By then it was clear he was making a breakthrough. Before the tournament, his seemingly unlikely partnership with the forward Fred – much loved by coach Luiz Felipe Scolari – began to pay dividends
Life was tougher for the spiky-haired Neymar in a seat-of-the-pants semi-final win over Uruguay, but Fred and Paulinho assumed the scoring responsibilities that day and then against Spain Neymar and Fred dovetailed superbly.
In the process he outplayed men such as Andres Iniesta and Xavi, his teammates at Camp Nou next season.
"I respect and admire them very much. But today I was representing my country and family and had to give them a hard time," he said.
Neymar says playing in the Primera Liga could take him to a higher level.
"I am going to one of the biggest clubs in the world.
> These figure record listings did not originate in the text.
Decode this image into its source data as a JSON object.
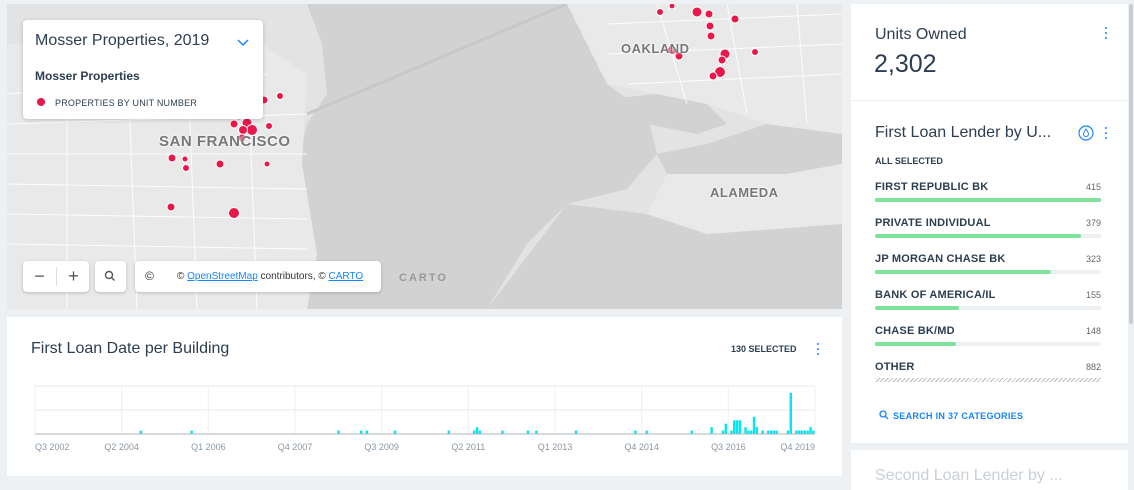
{
  "map": {
    "legend": {
      "title": "Mosser Properties, 2019",
      "layer_name": "Mosser Properties",
      "item_label": "PROPERTIES BY UNIT NUMBER",
      "dot_color": "#e8194a"
    },
    "labels": {
      "sf": "SAN FRANCISCO",
      "oakland": "OAKLAND",
      "alameda": "ALAMEDA"
    },
    "controls": {
      "zoom_out": "−",
      "zoom_in": "+",
      "search_icon": "search-icon"
    },
    "attribution": {
      "cc_symbol": "©",
      "prefix": "©",
      "osm_link": "OpenStreetMap",
      "middle": "contributors, ©",
      "carto_link": "CARTO"
    },
    "watermark": "CARTO"
  },
  "chart_panel": {
    "title": "First Loan Date per Building",
    "selected": "130 SELECTED"
  },
  "chart_data": {
    "type": "bar",
    "x_tick_labels": [
      "Q3 2002",
      "Q2 2004",
      "Q1 2006",
      "Q4 2007",
      "Q3 2009",
      "Q2 2011",
      "Q1 2013",
      "Q4 2014",
      "Q3 2016",
      "Q4 2019"
    ],
    "bar_color": "#00e5ee",
    "grid": true,
    "values": [
      0,
      0,
      0,
      0,
      0,
      0,
      0,
      0,
      0,
      0,
      0,
      0,
      0,
      0,
      0,
      0,
      0,
      0,
      0,
      0,
      0,
      0,
      0,
      0,
      0,
      0,
      0,
      0,
      0,
      0,
      0,
      0,
      0,
      0,
      0,
      0,
      0,
      1,
      0,
      0,
      0,
      0,
      0,
      0,
      0,
      0,
      0,
      0,
      0,
      0,
      0,
      0,
      0,
      0,
      0,
      1,
      0,
      0,
      0,
      0,
      0,
      0,
      0,
      0,
      0,
      0,
      0,
      0,
      0,
      0,
      0,
      0,
      0,
      0,
      0,
      0,
      0,
      0,
      0,
      0,
      0,
      0,
      0,
      0,
      0,
      0,
      0,
      0,
      0,
      0,
      0,
      0,
      0,
      0,
      0,
      0,
      0,
      0,
      0,
      0,
      0,
      0,
      0,
      0,
      0,
      0,
      0,
      1,
      0,
      0,
      0,
      0,
      0,
      0,
      0,
      1,
      0,
      1,
      0,
      0,
      0,
      0,
      0,
      0,
      0,
      0,
      0,
      1,
      0,
      0,
      0,
      0,
      0,
      0,
      0,
      0,
      0,
      0,
      0,
      0,
      0,
      0,
      0,
      0,
      0,
      0,
      1,
      0,
      0,
      0,
      0,
      0,
      0,
      0,
      0,
      1,
      2,
      1,
      0,
      0,
      0,
      0,
      0,
      0,
      0,
      1,
      0,
      0,
      0,
      0,
      0,
      0,
      0,
      0,
      1,
      0,
      0,
      1,
      0,
      0,
      0,
      0,
      0,
      0,
      0,
      0,
      0,
      0,
      0,
      0,
      0,
      1,
      0,
      0,
      0,
      0,
      0,
      0,
      0,
      0,
      0,
      0,
      0,
      0,
      0,
      0,
      0,
      0,
      0,
      0,
      0,
      0,
      1,
      0,
      0,
      0,
      1,
      0,
      0,
      0,
      0,
      0,
      0,
      0,
      0,
      0,
      0,
      0,
      0,
      0,
      0,
      0,
      1,
      0,
      0,
      0,
      0,
      0,
      0,
      2,
      0,
      0,
      0,
      1,
      3,
      0,
      1,
      4,
      4,
      4,
      0,
      2,
      1,
      1,
      5,
      2,
      0,
      1,
      0,
      1,
      1,
      1,
      1,
      0,
      0,
      0,
      1,
      12,
      0,
      1,
      1,
      1,
      1,
      1,
      2,
      1
    ],
    "ylim": [
      0,
      14
    ]
  },
  "units_owned": {
    "label": "Units Owned",
    "value": "2,302"
  },
  "lender_widget": {
    "title": "First Loan Lender by U...",
    "all_selected": "ALL SELECTED",
    "max": 415,
    "rows": [
      {
        "name": "FIRST REPUBLIC BK",
        "count": "415",
        "value": 415
      },
      {
        "name": "PRIVATE INDIVIDUAL",
        "count": "379",
        "value": 379
      },
      {
        "name": "JP MORGAN CHASE BK",
        "count": "323",
        "value": 323
      },
      {
        "name": "BANK OF AMERICA/IL",
        "count": "155",
        "value": 155
      },
      {
        "name": "CHASE BK/MD",
        "count": "148",
        "value": 148
      },
      {
        "name": "OTHER",
        "count": "882",
        "value": 882
      }
    ],
    "search_link": "SEARCH IN 37 CATEGORIES",
    "bar_color": "#7fe29b"
  },
  "third_widget": {
    "title": "Second Loan Lender by ..."
  },
  "accent_color": "#1785fb"
}
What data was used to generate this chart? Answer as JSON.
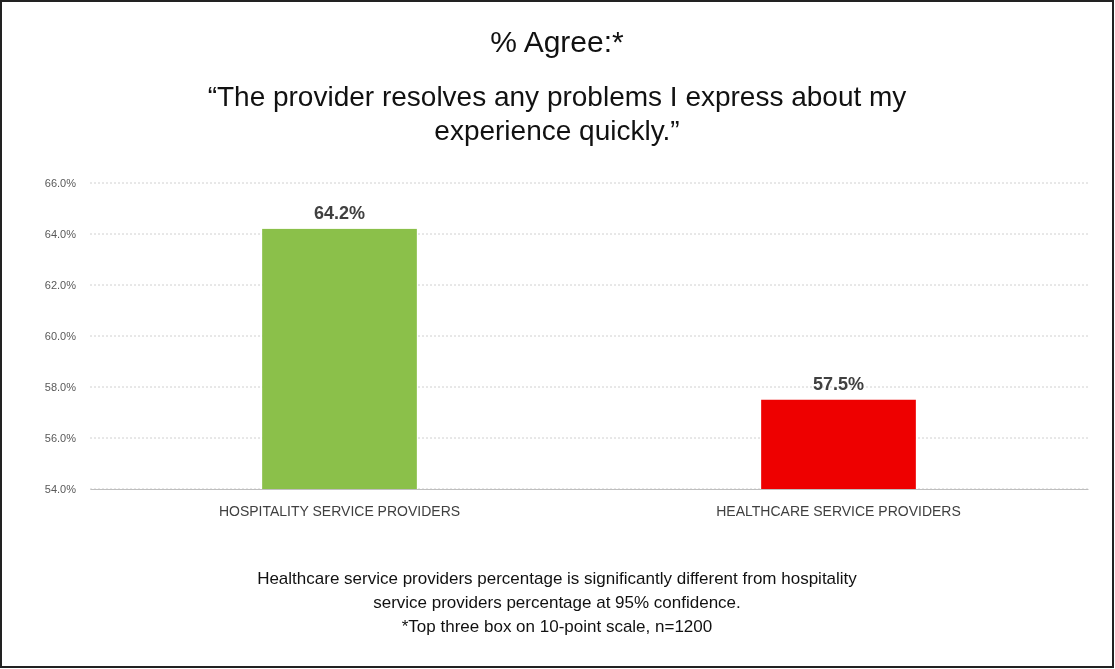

I hope I adapt as quickly as possible and that next year I can have a great World Cup," he said.
Neymar was coy as to his feelings on the protests sweeping Brazil and which were going on outside the Maracana even as the team were taking apart their Spanish opponents.
"It is difficult to talk about the fights outside; it is bad and people can get injured. The celebrations were for those inside the stadium," he said.
However high he flies, after Sunday, even before this triumph the US magazine Sports Pro ranked him as the sports star with the most potential, ahead even of Messi and golfer Rory McIlroy.
"That's just part of the job. It is a responsibility to bear – but a nice one," Neymar said on learning of that praise.
Spain's Fernando Torres undeterred by loss in final
Spain’s 3-0 reverse to Brazil in the Confederations Cup final was a mere “blip” and they will be back in Brazil next year confidently chasing a second straight World Cup triumph, according to the forward Fernando Torres. The defeat ended Spain’s record run of 29 unbeaten competitive matches.
"Everybody thinks Spain should win every match and reach every final, but it’s not as easy as that," the Chelsea striker, said on fifa.com.
"This team doesn’t need a wake-up call, nor do we need a defeat to regain our motivation. If there is something positive to be taken from the match, it’s this: it’s confirmed something that we already knew, that it’s not going to be easy to beat Brazil on their own patch."
Spain top their World Cup qualifying group by a point from France and should qualify with ease for next year’s tournament.
"We have achieved something that no other team has ever done: won three major tournaments in a row. Next year we’re coming over here to make it four," added Torres.